Earlier this year, the company unveiled plans to hike its quarterly dividend to 25 cents per share or an expected annual dividend of $1 per share. The latest hike, which will be effective upon the approval and declaration of its first-quarter dividend in April 2020, suggests 79% increase from 14 cents per share declared in October 2019.

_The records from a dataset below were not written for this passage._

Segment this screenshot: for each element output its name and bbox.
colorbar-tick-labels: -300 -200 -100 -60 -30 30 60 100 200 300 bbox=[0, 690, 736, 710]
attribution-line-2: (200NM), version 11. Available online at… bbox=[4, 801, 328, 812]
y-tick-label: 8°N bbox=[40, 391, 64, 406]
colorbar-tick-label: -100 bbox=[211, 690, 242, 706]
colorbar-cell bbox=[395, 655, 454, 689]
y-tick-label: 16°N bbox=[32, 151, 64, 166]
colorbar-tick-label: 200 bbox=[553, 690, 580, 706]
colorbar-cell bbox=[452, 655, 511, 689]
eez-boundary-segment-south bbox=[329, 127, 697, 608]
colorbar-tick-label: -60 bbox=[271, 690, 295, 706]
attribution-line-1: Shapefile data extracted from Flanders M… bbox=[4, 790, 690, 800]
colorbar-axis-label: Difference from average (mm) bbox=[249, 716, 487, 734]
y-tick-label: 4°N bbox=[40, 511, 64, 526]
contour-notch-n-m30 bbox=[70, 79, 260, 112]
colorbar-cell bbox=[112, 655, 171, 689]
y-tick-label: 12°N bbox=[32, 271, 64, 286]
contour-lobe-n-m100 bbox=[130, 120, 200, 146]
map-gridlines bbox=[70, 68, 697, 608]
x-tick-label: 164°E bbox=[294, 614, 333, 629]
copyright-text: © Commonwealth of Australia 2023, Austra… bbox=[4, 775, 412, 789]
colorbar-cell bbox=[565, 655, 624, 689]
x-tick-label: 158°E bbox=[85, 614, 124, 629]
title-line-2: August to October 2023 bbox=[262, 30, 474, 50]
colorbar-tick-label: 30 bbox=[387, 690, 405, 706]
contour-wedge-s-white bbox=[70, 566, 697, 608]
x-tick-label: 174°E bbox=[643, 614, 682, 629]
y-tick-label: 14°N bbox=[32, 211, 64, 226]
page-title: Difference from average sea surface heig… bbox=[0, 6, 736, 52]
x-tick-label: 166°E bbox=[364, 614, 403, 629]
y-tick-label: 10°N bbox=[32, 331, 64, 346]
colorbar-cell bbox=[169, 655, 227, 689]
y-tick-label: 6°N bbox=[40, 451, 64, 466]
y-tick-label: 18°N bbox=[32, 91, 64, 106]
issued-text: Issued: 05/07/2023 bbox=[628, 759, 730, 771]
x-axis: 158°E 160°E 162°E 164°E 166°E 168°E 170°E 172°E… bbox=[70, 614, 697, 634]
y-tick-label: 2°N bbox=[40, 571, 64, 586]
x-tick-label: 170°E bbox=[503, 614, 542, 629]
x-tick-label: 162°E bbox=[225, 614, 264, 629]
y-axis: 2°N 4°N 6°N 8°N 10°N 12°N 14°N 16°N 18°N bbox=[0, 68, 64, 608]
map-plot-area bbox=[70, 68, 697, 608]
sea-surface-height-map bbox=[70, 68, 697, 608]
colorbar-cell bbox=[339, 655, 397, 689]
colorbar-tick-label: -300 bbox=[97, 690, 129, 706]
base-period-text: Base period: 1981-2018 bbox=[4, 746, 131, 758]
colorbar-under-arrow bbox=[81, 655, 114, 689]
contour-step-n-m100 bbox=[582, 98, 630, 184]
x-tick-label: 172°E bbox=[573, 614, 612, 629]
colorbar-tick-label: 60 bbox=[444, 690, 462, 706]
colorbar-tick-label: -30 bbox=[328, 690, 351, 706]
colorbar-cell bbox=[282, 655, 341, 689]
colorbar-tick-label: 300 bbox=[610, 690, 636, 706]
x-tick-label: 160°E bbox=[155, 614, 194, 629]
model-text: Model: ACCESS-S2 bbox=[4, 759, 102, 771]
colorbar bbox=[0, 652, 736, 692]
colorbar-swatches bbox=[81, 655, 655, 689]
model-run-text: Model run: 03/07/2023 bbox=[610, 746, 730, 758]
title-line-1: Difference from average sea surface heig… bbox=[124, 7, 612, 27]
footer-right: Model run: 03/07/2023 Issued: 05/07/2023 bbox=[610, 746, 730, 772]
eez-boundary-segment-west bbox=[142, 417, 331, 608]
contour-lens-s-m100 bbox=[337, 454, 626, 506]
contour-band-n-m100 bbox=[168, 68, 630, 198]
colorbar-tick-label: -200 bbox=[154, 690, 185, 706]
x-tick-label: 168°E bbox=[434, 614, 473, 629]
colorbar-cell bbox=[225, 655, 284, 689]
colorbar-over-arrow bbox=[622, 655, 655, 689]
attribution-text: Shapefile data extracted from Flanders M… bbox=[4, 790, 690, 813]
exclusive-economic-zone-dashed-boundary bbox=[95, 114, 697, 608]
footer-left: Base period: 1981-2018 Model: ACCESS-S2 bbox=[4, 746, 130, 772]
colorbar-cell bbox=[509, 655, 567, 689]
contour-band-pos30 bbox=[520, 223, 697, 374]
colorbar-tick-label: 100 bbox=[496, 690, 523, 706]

The dividend hike is in line with the company’s disciplined approach to capital allocation strategy and supports its industry leading return profile.

Estimates Northbound

Earnings estimate revisions have the greatest impact on stock prices. Estimates for the first quarter and 2020 for Newmont have moved up in the past month. Over this period, the Zacks Consensus Estimate for first-quarter earnings moved up 8.5%, while the same rose 11.4% for 2020. The consensus mark for 2020 earnings is currently pegged at $2.24 per share, which suggests year-over-year growth of 69.7%.

 

Zacks Rank & Other Key Picks

Newmont currently sports a Zacks Rank #1 (Strong Buy).

Few other top-ranked stocks in the basic materials space are Daqo New Energy Corp (DQ - Free Report) , Novagold Resources Inc. (NG - Free Report) and Impala Platinum Holdings Limited (IMPUY - Free Report) , each currently sporting a Zacks Rank #1. You can see the complete list of today’s Zacks #1 Rank stocks here.

Daqo New Energy has an expected earnings growth rate of 353.7% for fiscal 2020. The company’s shares have surged 57.2% in the past year.

Novagold has an expected earnings growth rate of 11.1% for fiscal 2020. Its shares have returned 54.4% in the past year.   

Impala Platinum has an expected earnings growth rate of 424.1% for fiscal 2020. The company’s shares have surged 30% in the past year.